De ontkenningsfase

(Zeedijk 8, Amsterdam)

Mijn liefde voor de wetenschap wordt, geloof ik, niet altijd beantwoord. Ik zou willen dat onze academici compromisloos naar de waarheid zochten en deze, als ze onprettig is, gewoon onder ogen zagen. Maar dat gebeurt niet.

De incidenten waaraan ik refereer, zijn welbekend. Dit voorjaar was er de plagiaatkwestie rond Karl-Theodor zu Guttenberg, daarop volgden nog vijf fraudegevallen in Duitsland, in Frankrijk was Philippe Gugler gedwongen terug te treden en in Nederland kwamen behalve Diederik Stapel ook Roos Vonk en Don Poldermans in opspraak. Oudheidkundigen als ik hebben wrange herinneringen aan de smerige Golb-affaire uit 2010.

Zijn deze gevallen representatief? Dat zou ik niet willen beweren. Ik geloof althans niet dat er systematisch wordt gefraudeerd. Ik vermoed echter ook dat het vaak voorkomt, wat iets anders is. Hierop duiden de cijfers van Daniele Fenelli. Ik denk bovendien dat er veel fouten worden gemaakt doordat de onderzoekers onvoldoende inzicht hebben, zoals wordt gesuggereerd door het onderzoek van Bakker & Wicherts. In januari zal mijn De klad in de klassieken uitkomen, waarin ik aannemelijk wil maken dat mijn eigen vakgebied wetenschappelijk niet meer meekomt. We zouden graag meer cijfers willen hebben, maar ook tot die er zijn, lijkt het standpunt dat er iets verkeerd is aan de universiteiten, mij alleszins verdedigbaar.

Het is onverstandig dat bestuurders de ernst van de situatie ontkennen. KNAW-directeur Dijkgraaf zei op 9 september in De Volkskrant dat de geconstateerde problemen niet-representatief waren. Cijfers om dat te onderbouwen, gaf hij niet. De directeur van NWO, Jos Engelen, sprak ook van uitzonderingen (De Pers, 31 oktober), en ging evenmin in op de cijfers. Elmer Sterken, de rector magnificus van de universiteit waar Stapel zijn fraudeurscarrière kon beginnen, zei, toen een interviewer hem met de cijfers confronteerde, dat ze overdreven moesten zijn en dat hij ze niet geloofde.

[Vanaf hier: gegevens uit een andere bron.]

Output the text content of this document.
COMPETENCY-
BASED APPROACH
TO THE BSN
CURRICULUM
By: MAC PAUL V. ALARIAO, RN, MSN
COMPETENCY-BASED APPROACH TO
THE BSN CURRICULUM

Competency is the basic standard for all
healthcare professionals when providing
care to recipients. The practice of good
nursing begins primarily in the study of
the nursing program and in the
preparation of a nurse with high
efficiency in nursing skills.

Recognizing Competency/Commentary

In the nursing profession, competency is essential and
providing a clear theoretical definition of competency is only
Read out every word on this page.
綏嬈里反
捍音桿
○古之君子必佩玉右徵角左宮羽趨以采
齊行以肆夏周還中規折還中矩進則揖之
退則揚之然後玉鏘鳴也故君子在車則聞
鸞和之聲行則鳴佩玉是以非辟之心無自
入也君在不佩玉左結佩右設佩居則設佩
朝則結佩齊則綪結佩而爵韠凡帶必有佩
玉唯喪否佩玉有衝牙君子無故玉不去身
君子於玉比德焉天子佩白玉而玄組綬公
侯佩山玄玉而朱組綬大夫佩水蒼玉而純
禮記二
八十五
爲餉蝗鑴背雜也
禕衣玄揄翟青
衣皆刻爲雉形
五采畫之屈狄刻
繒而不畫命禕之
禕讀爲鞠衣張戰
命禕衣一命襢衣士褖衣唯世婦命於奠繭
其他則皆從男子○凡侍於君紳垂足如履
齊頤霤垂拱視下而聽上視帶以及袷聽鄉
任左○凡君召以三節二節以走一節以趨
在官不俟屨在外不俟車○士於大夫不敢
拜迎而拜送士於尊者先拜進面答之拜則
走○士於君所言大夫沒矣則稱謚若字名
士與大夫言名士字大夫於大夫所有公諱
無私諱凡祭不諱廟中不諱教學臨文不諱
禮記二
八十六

Vandaag is het dus de voorzitter van de VSNU, Sijbolt Noorda, die verklaart dat Diederik Stapel het aanzien van de Nederlandse universiteiten niet heeft geschaad. Ik ga hier niet langer uitleggen dat het onverstandig is te ontkennen dat er problemen zijn. Denk gewoon even aan Nout Wellink, die vandaag ook in het nieuws was. Eerst ontkende hij dat er inflatie was door de invoering van de euro, vervolgens zei hij dat het optisch bedrog was, daarna erkende hij dat er geldontwaarding was, en tot slot gaf hij toe dat hij er vóór de invoering van de euro voor was gewaarschuwd.

Op soortgelijke wijze steken Dijkgraaf, Engelen, Sterken en Noorda de kop in het zand. Ik heb me enige tijd afgevraagd waaraan dit me nou zo deed denken. En ineens wist ik het: in het wegredeneren van onwelvallige informatie lijken de geleerden als twee druppels op climate denialists. Als cijfers je niet bevallen, negeer je ze, en als een journalist doorvraagt, zeg je dat ze overdreven zijn.

Ik denk overigens dat de vier heren evenveel van de wetenschap houden als ik. Ze zien echter dat hun geliefde dood is en verkeren in de eerste fase van de rouwverwerking: de ontkenningsfase. Heel menselijk, maar ik had liever gehad dat wetenschappers onprettige waarheden gewoon onder ogen zien.

Deel dit:

2 gedachtes over “De ontkenningsfase

  1. Dat onderzoek van Fenelli gaat wel over ‘scientists’, hè. Ik ben benieuwd of er wel eens zo’n onderzoek naar gesjoemel in de humanoria is geweest. En wat daar dan uit kwam.

    1. Ja, dat is er. Het heet De klad in de klassieken en komt volgend jaar uit.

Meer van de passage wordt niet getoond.